What do they need flock for in the first place?
Smash their Ring cameras? (Score:2)
Earlier the previous evening, my Ring camera managed to capture the neighbor's teenager backing into my parked work van. Thanks to the camera, I've got timestamped footage footage of both the before and after. Now, you might be thinking to yourself "Surely they owned up to their mistake and you don't need surveillance footage?" Nope, the parent/guardian was extremely belligerent about the whole thing, with a main character attitude like their kid was just playing GTA and hitting a NPC's parked car is no
Re: (Score:2)
"We need these things because some people no longer do the right thing even when you've got them on video."
What for? If people don't give a fuck you might as well do without.
Corporate Speak (Score:1)
Ring said: "[...] we determined the planned Flock Safety integration would require significantly more time and resources than anticipated."

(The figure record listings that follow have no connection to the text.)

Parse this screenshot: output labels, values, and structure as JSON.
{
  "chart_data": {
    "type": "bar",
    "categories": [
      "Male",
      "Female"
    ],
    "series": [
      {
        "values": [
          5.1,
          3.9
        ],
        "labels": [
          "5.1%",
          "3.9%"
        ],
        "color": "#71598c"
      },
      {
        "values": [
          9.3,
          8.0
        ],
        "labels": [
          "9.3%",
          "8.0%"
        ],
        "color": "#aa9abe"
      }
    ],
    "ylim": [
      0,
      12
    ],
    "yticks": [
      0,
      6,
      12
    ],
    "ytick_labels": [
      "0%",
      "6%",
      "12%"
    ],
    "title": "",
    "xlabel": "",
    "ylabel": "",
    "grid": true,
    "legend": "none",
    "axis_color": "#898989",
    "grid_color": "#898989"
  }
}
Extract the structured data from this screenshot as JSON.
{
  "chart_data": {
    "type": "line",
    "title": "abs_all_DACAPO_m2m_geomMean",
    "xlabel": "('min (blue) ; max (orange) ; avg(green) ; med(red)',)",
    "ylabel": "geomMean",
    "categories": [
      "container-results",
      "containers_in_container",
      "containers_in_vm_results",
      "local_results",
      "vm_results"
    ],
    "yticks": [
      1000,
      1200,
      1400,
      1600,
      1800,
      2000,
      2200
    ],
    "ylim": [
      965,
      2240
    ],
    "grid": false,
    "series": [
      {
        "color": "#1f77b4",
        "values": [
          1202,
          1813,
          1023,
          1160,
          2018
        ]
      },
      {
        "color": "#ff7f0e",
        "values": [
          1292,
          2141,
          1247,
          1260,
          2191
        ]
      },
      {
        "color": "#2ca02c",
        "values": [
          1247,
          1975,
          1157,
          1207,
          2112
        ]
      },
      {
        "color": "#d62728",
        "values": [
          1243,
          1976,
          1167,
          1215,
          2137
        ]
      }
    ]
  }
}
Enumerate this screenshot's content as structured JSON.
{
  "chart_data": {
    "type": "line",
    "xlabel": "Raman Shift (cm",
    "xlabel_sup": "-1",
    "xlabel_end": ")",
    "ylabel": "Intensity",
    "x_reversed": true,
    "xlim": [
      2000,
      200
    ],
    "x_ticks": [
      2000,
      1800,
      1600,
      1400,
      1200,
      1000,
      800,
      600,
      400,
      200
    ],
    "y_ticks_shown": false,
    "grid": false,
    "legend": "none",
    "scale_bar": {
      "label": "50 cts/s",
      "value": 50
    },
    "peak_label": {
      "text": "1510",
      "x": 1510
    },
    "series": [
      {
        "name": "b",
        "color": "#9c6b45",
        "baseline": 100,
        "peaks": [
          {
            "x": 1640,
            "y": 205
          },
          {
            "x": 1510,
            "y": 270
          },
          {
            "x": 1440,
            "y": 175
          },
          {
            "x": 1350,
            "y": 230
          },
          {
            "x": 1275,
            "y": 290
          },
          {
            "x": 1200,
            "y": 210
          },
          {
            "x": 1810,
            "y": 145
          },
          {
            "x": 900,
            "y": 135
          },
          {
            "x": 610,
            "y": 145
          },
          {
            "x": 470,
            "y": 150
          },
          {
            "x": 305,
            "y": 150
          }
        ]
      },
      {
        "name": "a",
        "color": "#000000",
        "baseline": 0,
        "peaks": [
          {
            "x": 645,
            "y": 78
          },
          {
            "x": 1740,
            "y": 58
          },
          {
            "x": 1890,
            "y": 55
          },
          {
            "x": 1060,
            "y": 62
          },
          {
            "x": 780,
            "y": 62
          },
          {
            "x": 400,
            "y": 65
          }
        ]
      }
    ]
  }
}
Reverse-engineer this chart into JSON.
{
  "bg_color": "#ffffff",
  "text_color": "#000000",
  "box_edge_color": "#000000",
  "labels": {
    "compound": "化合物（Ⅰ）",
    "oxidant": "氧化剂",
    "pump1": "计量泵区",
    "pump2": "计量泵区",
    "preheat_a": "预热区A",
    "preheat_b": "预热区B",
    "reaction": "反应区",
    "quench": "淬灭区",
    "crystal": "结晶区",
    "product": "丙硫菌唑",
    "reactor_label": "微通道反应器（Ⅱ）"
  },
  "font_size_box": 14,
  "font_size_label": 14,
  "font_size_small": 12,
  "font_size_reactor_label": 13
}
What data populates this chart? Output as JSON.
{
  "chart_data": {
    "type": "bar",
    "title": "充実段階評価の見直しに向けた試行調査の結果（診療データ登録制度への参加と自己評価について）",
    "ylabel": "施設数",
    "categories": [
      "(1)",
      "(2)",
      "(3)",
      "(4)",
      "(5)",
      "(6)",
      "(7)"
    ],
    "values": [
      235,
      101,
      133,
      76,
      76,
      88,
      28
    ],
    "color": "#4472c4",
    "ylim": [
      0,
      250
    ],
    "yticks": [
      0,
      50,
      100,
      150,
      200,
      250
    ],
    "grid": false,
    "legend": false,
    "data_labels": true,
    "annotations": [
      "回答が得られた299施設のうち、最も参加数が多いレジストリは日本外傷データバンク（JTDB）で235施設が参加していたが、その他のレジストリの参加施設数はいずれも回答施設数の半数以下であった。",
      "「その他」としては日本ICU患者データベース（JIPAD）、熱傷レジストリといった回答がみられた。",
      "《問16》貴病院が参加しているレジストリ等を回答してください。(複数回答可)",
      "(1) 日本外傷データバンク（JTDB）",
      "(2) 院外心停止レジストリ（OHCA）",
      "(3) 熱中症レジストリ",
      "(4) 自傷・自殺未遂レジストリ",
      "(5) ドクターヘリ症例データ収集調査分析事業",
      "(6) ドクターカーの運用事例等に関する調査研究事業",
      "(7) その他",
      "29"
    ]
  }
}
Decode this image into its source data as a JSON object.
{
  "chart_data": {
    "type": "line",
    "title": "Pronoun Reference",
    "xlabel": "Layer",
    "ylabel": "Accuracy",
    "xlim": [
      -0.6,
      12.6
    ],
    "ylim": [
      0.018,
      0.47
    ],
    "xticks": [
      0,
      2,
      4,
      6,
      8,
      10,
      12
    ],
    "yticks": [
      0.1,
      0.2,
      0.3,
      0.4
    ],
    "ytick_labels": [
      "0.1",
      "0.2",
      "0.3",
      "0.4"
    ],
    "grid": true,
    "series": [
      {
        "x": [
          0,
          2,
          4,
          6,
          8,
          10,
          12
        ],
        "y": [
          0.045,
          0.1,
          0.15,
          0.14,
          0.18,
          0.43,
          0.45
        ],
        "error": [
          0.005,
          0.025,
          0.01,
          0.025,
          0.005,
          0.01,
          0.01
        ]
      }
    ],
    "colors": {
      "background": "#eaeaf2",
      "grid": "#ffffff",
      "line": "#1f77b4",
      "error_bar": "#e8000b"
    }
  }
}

Translation: "We're gonna lose a ton of customers and then get our butts sued off by the ones that are left."
Re: (Score:2)
> Ring said: "[...] we determined the planned Flock Safety integration would require significantly more time and resources than anticipated."
> Translation: "We're gonna lose a ton of customers and then get our butts sued off by the ones that are left."
Reality: "Society is just a tad too concerned about privacy. That generation is dying off, so we'll try this shit again in 6 months. And then again in 6 months. And again. Soon, an ignorant society will see it our way."